The “Mormons” believe that God is the Father of our spirits—that we are His offspring; and we think it just as consistent and reasonable to believe that He has a partner or partners as to think that He sits, isolated and solitary in lonely grandeur, in a state of bachelorship, and yet a Parent of so innumerable a progeny. (March 29, 1856, WS 47)

   The biblical use of the term “Father” to mean “creator” is not enough for Cannon:

There are many people who imagine that we are the children of God because He is our Creator. But we differ from all other people in this respect. We believe that we are the literal descendants of our Eternal Father, that we are the offspring of Deity, thatthose aspirations which man has and which cause Him to perform the mighty works that we see on every hand as we travel throughout the earth are inherited from our Eternal Father. They come to us by descent; or, to use another phrase, they are hereditary. The doctrine of heredity is manifested in the works of man. We descend from this great Father who formed the earth and who governs this universe.

   Cannon certainly stands firmly in the tradition of Joseph Smith in proclaiming the concept of eternal progression:

Among the Latter-day Saints there is a knowledge concerning the Personage of God. We have some conception of Him. We know that He is a Being of tabernacle. A Among (sic) the Latter-day Saints there is a knowledge concerning the Personage of God. remark (sic) suggests itself to my mind which I heard a few days ago from one of our ApostlesBrother Lorenzo Snow. It was something to this effect: That as God now is, we will be; as man is, God was. It is very comprehensive. And we descend from this Father. We areHis offspring. We possess His attributes. It is true they are not developed, but we possess them; and He desires to lead us forward until we shall be like Him. This is the object of the Gospel.[9]

   I cannot over-emphasize the consistency that exists throughout these sources not only on the doctrine of God (i.e., that God was once a man, that man can become Gods just as God is a God, etc.) but as well on this idea: that the Gospel of Jesus Christ as proclaimed by the LDS Church and the plan of eternal progression are one and the same.

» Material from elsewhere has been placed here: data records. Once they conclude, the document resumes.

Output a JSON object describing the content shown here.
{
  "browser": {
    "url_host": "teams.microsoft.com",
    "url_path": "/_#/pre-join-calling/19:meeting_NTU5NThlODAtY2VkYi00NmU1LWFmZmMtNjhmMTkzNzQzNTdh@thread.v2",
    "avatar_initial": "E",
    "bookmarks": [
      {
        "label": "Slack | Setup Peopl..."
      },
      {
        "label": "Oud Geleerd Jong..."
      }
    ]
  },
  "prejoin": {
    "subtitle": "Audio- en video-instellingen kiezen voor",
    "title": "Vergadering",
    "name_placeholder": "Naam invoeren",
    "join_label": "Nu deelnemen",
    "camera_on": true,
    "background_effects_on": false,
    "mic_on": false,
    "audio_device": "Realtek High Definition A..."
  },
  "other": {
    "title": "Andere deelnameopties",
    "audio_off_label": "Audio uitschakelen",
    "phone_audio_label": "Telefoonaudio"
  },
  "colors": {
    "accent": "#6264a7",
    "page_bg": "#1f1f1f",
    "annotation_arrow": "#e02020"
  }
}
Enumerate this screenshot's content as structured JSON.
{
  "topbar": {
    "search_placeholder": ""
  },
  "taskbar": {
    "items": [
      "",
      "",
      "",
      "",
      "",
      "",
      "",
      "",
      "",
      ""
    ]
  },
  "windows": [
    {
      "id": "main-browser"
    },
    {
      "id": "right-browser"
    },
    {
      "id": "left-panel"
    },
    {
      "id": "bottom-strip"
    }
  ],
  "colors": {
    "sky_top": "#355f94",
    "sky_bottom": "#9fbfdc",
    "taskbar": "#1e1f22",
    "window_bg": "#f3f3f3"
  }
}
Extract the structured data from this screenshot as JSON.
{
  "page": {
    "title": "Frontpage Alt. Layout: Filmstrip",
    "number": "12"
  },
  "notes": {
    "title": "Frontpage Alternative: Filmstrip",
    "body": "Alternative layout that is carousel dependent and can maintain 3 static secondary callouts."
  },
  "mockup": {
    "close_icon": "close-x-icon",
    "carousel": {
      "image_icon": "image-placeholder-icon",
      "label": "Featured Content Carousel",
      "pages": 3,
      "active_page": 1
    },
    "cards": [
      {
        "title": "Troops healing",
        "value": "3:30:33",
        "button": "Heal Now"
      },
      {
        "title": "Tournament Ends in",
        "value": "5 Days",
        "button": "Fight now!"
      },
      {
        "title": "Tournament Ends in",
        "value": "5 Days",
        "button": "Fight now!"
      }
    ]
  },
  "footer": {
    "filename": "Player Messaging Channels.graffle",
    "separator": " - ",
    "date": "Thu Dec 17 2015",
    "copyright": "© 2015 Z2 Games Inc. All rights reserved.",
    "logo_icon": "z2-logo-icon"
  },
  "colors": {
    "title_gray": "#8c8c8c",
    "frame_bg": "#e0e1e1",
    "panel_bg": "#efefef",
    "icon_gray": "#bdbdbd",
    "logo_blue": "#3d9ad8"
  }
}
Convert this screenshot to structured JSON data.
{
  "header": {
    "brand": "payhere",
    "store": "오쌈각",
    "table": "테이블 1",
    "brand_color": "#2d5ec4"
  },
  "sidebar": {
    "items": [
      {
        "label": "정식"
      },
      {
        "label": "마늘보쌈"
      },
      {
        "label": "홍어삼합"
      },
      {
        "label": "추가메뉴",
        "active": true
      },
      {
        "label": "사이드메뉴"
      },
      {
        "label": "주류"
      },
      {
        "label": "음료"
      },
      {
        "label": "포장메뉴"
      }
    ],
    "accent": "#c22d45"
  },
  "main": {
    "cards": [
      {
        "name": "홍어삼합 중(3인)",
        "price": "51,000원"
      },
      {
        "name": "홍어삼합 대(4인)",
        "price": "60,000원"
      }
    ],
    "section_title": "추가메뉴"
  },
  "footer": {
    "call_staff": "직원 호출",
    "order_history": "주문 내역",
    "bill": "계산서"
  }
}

The Gospel is that men can become Gods, according to Mormonism.
1. Lorenzo Snow, Teachings of Lorenzo Snow, compiled by Clyde J. Williams, (Salt Lake City: Bookcraft, 1984), p. viii.
2. Orson Pratt, Journal of Discourses, ed. George D. Watt, et al. (Liverpool: F. D. Richards, et al., 1854-1886), 2:345, LDSCL.
3. Orson Pratt, The Seer, p. 23. No publisher, place of publication, or date of publication is given.
4. Parley P. Pratt, Key to the Science of Theology, 10th ed., (Salt Lake City: Deseret Book, 1948), pp. 33, 37, LDSCL.
5. George Q. Cannon, Gospel Truth: Discourses and Writings of President George Q. Cannon, First Counselor to Presidents John Taylor, Wilford Woodruff and Lorenzo Snow (1880-1901), Compiled by Jerreld L. Newquist, (Salt Lake City: Zions Book Store, 1957), 1:9, LDSCL.
6. Ibid., 1:131, LDSCL.
7. Ibid., 1:129, LDSCL.
8. Ibid.
9. Ibid., 1:131, LDSCL. Errors are in the electronic edition.